The onion: it’s in almost every kitchen, but we’d never thought about growing onions until we moved to farm country (Minnesota), where it seems everyone has a huge kitchen garden. Here is where we first learned about short-day and long-day onions, seedlings and sets, and storing these pungent bulbs that add so much to our simple living cuisine.
Onions are another member of the Allium genus, and like garlic they contain high levels of beneficial nutrients. World’s Healthiest Foods, the authoritative nutrition website, says of onions, “With their unique combination of flavanoids and sulfur-containing nutrients, the allium vegetables such as onions belong in your diet on a regular basis.”
But we would use onions even if they weren’t powerhouses of healthful polyphenols, because they taste so good! We add them to beans while they’re cooking, to vegetable/bean filling for burritos, and to roasted root veggies and pasta sauce.
Growing onions is easy if you are patient and know which kind to grow in your part of the world. Here are some points we think are important if you want grow your own:
Onions can be grown in three different ways: from seeds, from sets, and from transplants. We’ve done all three; each has its advantages and disadvantages.
Onion sets come from seeds germinated last year. They are grown to marble-sized bulbs and then stored over the winter, sold for spring planting, and harvested in the late summer or fall. They are convenient, but can be expensive and don’t keep as well as onions grown directly from seed. This method is our least favorite way of growing onions.
You can direct-seed onions in the garden in the early spring. This method was frustrating for us because onion seeds take a long time to germinate – it seems like they will never come up! With patience and protection when they’re tiny, this method produces onions which keep well, and is the method of choice if you want to grow a lot of onions.
The best method for us is transplanting. Seeds are germinated indoors in flats of potting soil (be patient!), nurtured in the cold frame during late winter, and planted out into the garden when cold weather is past. This method makes the most of every seed, and the onions grown this way keep well if they’re stored properly.

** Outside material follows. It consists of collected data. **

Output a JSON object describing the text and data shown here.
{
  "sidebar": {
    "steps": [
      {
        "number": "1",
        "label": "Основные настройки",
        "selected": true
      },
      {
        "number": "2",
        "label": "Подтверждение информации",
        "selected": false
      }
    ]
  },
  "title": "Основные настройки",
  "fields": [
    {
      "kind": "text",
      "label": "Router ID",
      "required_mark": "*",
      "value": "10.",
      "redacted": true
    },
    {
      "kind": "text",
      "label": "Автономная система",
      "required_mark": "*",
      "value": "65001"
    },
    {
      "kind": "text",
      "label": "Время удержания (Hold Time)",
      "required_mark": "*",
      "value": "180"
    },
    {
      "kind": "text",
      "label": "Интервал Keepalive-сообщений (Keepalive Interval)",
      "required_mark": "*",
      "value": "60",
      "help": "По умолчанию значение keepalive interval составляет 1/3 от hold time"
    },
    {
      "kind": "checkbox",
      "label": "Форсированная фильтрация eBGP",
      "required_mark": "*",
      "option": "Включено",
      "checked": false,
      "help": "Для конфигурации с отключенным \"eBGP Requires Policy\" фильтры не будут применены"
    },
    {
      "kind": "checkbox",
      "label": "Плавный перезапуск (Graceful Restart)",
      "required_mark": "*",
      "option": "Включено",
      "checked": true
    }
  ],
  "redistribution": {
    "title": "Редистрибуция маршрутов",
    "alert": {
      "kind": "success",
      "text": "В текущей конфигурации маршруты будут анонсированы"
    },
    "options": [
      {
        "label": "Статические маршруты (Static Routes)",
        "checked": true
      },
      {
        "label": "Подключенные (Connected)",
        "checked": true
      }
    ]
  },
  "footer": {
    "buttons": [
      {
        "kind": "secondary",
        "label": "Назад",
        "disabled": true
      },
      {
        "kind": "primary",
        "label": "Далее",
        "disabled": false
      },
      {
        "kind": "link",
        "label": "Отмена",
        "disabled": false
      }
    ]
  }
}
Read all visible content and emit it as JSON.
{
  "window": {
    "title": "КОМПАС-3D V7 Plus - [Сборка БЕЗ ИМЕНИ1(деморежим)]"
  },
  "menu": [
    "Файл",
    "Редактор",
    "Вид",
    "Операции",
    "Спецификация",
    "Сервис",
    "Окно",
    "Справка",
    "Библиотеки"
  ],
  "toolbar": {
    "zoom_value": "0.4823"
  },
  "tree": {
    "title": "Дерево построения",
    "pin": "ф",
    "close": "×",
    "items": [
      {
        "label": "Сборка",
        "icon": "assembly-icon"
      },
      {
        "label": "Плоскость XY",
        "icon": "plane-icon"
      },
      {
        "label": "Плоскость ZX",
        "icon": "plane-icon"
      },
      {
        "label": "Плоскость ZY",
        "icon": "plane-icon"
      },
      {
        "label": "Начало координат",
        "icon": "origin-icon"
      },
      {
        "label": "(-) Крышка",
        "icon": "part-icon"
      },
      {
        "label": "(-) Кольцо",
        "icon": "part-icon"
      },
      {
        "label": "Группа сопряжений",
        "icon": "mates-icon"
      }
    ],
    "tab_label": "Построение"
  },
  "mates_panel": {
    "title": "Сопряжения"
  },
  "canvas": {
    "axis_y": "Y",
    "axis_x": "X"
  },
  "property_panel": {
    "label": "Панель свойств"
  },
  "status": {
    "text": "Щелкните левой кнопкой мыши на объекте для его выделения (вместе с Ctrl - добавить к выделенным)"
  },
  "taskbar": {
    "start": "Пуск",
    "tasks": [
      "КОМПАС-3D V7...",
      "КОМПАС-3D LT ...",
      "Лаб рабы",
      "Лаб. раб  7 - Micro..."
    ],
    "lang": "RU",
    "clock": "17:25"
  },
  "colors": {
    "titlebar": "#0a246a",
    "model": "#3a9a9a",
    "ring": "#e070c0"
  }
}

Another consideration when you’re growing onions is day length. Onions respond to the length of the day to know when it’s time to form a bulb. Different varieties are adapted to different latitudes. In the northern U.S. summer days can be 16 hours long, whereas here in Arizona the longest days are only about 14 hours long. Gardeners in Minnesota grow long-day varieties while growers in Florida grow short-day types. Your seed catalog or garden center will tell you which types are adapted for your latitude.
So you’ve chosen a variety, a growing method, and your onions are lookin’ good. How do you tell when they’re “done”? When the day length is right your onions will form bulbs of golf-ball to softball size, and the leaves will begin to turn yellow and die back. The necks of the onions will soften and the tops will fall over. This falling over is the signal your onions are ready to harvest.
Gently lift them out of the soil with a spading fork and let them dry for a few days in the garden if the weather will allow. If it’s rainy, bring them indoors to a warm dry place. Let the tops dry and the necks thin down. Don’t cut the tops off until they’re completely dry! Store your onions in a cool dry place indoors where there’s plenty of air circulation.
As usual, we recommend you consult our garden guru, Barbara Damrosch, for more detailed information on growing onions. Good luck and have fun!